Siantar, hetanews.com - Akbar, pemuda berusia 27 tahun yang masuk dalam Daftar Pencarian Orang (DPO) Polsek Siantar Barat akhirnya berhasil diringkus di sebuah gelanggang permainan (gelper) di Komplek SBC, Kelurahan Pahlawan, Kecamatan Siantar Timur, Selasa (1/8/2017) malam.

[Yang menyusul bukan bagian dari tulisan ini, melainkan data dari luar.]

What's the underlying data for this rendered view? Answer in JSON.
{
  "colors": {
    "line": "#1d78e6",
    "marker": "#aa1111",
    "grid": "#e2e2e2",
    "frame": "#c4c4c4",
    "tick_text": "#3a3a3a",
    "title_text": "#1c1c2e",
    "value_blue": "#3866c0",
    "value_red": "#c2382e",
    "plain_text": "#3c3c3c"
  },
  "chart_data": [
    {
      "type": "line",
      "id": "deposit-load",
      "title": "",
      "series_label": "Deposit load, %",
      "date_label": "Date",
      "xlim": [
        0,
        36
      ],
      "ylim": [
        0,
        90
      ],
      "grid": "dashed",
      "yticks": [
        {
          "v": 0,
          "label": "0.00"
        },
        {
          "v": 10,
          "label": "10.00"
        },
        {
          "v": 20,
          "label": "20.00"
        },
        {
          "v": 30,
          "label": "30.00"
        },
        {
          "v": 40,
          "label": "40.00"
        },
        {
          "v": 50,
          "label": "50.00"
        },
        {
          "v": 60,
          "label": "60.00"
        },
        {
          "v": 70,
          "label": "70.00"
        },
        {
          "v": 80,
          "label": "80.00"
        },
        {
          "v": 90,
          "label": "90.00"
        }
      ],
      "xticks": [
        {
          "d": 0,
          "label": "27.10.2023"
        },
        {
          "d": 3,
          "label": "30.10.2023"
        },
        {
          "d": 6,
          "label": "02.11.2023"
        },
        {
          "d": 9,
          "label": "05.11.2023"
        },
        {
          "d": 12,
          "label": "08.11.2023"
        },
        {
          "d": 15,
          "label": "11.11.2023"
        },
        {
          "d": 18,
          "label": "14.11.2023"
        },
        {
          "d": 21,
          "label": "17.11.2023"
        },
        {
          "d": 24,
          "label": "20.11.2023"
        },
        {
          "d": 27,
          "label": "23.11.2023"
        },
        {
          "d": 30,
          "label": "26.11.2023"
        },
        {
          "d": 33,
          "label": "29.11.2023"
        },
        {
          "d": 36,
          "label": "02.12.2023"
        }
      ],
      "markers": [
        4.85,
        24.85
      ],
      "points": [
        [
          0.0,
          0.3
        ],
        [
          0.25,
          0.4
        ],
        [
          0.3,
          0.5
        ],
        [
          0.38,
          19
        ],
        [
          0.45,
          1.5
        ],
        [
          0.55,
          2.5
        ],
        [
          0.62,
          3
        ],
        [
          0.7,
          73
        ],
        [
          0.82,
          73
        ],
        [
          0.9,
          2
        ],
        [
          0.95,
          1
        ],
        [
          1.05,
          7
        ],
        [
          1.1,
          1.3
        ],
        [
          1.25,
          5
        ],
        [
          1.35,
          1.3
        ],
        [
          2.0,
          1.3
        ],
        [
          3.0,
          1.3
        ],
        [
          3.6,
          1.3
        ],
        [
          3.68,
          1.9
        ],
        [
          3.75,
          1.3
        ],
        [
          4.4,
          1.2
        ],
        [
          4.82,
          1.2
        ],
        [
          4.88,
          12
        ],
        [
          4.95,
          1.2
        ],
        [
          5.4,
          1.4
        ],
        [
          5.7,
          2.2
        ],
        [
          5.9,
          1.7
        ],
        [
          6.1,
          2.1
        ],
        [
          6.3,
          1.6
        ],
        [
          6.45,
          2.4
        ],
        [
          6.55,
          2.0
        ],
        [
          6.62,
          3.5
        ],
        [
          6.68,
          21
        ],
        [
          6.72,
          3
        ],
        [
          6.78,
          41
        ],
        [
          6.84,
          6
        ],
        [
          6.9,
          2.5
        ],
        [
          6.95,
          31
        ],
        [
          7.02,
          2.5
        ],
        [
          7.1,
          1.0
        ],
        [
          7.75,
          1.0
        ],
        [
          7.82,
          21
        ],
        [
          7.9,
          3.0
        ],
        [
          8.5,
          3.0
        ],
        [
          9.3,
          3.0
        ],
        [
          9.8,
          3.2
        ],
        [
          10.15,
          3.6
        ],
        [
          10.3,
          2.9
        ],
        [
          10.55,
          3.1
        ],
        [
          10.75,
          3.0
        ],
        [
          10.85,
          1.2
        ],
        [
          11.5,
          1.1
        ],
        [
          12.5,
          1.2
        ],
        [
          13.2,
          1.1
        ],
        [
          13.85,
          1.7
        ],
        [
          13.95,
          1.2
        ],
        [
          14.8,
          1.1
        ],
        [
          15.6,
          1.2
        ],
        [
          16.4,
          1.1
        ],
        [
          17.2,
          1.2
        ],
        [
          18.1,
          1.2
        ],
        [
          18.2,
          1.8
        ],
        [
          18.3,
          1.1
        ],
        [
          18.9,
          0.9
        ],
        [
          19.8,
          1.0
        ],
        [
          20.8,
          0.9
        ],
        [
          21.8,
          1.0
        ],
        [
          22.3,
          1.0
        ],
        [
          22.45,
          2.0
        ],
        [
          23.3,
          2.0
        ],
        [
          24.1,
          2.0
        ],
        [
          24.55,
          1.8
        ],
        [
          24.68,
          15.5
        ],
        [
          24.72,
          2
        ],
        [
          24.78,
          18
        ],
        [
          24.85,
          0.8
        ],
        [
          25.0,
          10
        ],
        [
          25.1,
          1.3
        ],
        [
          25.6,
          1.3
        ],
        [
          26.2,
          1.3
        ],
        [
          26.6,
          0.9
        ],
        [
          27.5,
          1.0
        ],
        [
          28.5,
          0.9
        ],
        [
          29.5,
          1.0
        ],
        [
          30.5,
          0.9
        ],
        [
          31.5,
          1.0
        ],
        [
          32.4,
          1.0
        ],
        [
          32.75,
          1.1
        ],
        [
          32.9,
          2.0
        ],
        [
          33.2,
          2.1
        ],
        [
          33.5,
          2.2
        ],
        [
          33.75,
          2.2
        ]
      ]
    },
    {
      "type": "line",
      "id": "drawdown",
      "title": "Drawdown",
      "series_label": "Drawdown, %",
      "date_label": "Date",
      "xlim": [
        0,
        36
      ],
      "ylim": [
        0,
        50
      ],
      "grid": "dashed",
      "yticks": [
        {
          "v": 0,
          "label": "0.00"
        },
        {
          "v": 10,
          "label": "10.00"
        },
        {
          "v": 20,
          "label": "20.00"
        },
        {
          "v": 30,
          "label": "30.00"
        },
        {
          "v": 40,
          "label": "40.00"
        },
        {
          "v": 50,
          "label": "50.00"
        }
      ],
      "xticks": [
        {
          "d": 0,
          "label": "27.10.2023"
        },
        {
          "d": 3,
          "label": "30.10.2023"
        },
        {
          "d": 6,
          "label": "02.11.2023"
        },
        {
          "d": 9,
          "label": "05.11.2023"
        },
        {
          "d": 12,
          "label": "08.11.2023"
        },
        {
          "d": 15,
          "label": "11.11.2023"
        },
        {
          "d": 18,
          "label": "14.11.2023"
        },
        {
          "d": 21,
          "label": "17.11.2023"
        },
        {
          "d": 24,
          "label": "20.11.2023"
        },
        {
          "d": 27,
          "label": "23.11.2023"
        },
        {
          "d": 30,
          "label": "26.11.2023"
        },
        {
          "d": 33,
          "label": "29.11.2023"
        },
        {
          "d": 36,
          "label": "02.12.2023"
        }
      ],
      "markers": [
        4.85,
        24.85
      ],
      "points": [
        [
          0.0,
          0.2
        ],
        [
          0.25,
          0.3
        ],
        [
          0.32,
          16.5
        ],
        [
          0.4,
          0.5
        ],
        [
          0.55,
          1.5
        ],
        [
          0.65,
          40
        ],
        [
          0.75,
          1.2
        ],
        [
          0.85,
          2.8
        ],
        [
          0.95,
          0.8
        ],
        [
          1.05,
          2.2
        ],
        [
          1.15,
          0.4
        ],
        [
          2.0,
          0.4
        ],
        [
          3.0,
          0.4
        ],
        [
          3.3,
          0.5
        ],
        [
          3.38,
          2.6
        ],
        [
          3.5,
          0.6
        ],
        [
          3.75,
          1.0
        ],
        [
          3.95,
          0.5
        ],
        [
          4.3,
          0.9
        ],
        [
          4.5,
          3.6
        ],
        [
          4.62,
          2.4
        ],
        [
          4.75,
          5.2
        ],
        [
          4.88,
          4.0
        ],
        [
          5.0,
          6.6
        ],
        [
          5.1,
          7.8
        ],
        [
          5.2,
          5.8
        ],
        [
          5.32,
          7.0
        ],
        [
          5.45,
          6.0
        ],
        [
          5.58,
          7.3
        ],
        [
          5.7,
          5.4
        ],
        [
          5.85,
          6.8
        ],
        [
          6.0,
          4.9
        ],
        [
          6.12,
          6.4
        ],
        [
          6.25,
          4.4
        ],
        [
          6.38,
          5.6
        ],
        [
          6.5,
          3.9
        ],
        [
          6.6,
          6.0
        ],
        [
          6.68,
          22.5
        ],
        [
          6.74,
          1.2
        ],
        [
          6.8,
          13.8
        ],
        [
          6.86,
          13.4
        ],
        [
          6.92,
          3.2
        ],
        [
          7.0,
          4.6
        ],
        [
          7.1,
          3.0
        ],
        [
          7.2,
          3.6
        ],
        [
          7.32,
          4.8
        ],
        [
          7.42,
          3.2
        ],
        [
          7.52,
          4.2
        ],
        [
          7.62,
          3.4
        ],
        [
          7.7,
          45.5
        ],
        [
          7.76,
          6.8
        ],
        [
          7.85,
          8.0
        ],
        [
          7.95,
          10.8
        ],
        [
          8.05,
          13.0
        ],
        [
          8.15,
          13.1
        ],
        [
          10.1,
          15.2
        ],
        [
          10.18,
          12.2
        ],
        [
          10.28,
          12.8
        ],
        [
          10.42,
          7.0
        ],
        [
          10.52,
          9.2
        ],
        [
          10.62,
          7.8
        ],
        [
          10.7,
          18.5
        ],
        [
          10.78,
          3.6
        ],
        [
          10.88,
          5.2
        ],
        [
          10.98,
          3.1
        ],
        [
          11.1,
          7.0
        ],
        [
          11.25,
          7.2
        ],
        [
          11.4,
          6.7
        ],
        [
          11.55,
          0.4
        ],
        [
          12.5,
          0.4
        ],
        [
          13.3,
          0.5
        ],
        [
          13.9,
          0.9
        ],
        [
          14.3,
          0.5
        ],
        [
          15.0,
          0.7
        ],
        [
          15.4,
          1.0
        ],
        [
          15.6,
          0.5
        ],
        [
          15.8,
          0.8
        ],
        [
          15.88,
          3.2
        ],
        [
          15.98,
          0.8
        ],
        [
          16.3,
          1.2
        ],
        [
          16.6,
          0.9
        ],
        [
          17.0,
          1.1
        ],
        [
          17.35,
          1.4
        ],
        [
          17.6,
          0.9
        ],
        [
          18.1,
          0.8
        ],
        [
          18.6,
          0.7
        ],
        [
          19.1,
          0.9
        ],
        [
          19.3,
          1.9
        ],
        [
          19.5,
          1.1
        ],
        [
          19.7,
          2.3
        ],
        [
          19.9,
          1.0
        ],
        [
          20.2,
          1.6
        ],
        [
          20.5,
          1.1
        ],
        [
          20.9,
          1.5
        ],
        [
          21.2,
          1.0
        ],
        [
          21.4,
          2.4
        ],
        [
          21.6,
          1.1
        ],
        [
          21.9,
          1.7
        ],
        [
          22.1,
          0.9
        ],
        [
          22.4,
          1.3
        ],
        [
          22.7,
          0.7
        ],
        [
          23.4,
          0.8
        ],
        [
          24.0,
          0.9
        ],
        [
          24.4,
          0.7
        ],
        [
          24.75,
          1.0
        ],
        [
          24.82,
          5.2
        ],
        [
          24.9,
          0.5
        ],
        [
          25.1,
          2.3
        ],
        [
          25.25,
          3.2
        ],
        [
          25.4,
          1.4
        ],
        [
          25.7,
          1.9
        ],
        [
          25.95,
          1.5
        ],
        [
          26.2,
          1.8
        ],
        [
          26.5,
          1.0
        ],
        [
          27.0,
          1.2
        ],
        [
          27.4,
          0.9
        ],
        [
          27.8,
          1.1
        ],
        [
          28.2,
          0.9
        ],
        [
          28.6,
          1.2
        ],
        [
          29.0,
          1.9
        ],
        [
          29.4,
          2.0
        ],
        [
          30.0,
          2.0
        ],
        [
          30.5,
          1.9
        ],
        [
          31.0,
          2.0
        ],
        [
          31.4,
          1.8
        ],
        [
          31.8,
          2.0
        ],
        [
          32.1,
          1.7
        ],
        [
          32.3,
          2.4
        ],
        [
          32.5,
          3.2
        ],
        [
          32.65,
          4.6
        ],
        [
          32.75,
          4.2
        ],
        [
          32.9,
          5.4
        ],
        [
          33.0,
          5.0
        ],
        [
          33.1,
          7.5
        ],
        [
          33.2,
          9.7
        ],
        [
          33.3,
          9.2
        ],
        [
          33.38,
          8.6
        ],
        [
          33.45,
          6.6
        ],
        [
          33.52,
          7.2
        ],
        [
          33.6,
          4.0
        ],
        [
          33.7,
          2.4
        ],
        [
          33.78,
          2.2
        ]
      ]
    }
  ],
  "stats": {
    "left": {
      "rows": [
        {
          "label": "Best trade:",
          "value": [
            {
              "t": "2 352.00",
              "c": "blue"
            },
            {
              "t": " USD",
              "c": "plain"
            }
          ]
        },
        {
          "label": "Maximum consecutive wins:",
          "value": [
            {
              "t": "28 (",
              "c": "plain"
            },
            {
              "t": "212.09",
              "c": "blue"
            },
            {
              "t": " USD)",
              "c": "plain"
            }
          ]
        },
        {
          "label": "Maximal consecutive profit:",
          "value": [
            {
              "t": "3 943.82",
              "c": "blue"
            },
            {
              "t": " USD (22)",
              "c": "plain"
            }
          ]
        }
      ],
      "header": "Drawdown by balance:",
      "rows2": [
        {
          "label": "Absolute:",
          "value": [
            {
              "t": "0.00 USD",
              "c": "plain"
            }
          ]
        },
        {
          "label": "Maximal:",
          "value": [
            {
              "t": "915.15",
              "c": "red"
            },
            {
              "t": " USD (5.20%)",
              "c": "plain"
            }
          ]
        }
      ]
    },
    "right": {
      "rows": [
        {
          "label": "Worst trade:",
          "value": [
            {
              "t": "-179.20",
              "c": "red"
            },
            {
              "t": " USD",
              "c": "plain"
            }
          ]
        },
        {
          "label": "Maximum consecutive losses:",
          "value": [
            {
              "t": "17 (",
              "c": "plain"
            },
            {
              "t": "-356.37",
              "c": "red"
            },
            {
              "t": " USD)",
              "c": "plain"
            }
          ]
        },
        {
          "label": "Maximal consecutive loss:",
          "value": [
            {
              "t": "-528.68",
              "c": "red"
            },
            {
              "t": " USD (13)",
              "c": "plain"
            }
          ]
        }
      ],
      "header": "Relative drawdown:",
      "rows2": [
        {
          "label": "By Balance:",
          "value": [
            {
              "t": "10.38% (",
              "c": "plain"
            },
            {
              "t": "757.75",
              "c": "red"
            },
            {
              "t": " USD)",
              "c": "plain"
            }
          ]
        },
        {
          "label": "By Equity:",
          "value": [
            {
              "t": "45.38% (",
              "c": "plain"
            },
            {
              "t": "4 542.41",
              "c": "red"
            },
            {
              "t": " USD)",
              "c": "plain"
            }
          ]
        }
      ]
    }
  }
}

Warga Jalan Jawa, Kelurahan Bantan, Kecamatan Siantar Barat, akhirnya menyusul kedua kawannya yakni, Nanang Iskandar (22) dan Candra Lesmana (28) karena lebih duluan ditangkap petugas Polsek Siantar Barat.

Baca: Candra Ditangkap Polsek Siantar Barat di Rumahnya, Ini Penyebabnya

Saat diringkus, Akbar sedang bermain di gelper tersebut. Ia mungkin tak menyadari kalau dirinya masuk DPO sehingga ketika Polsek Siantar Barat mendapat informasi, langsung meringkus tersangka pembongkaran rumah ini.

Akbar saat ditanyai, mengakui bahwa ia dan Candra yang merencanakan pembongkaran rumah milik Nur Dwi Setiawan di Jalan Tombang, Kelurahan Timbang Galung, Kecamatan Siantar Barat, Minggu (2/7/2017) lalu. Rumah tersebut sudah ditargetkan mereka bongkar.

Sewaktu mengeluarkan barang-barang elektronik dari dalam rumah, aksi mereka dipergoki sama warga setempat, sehingga ia dan Chandra segera kabur melarikan diri. Sedangkan Nanang masih di rumah dan kemudian ditangkap warga.

Kapolres Siantar, AKBP Doddy Hermawan melalui Kapolsek Siantar Barat, Iptu J Sidabutar membenarkan penangkapan ini. Akbar ditangkap setelah dua rekannya terlebih dahulu ditangkap atas laporan korbannya Nur Dwi Setiawan yang mengalami kerugian sebesar Rp 9 juta lebih.

Terhadap kasus tersebut, pelaku Muhammad Chandra dan Nanang telah dilakukan penahanan. Sedangkan Akbar sebagai dalang aksi pencurian masih dalam pemeriksaan. "Otaknya si Akbar yang letak rumahnya berdekatan dengan kediaman korbanPerbuatannya dijerat Pasal 363 KUHPidana," jelasnya.

Diketahui, ketiganya diringkus setelah pembongkaran rumah korban yang ditinggal kosong saat pemiliknya pergi ke Medan. Mereka berhasil menggondol barang terdiri dari 3 buah kipas angin dan kompor gas, kemudian gosokan elektronik serta barang lainnya.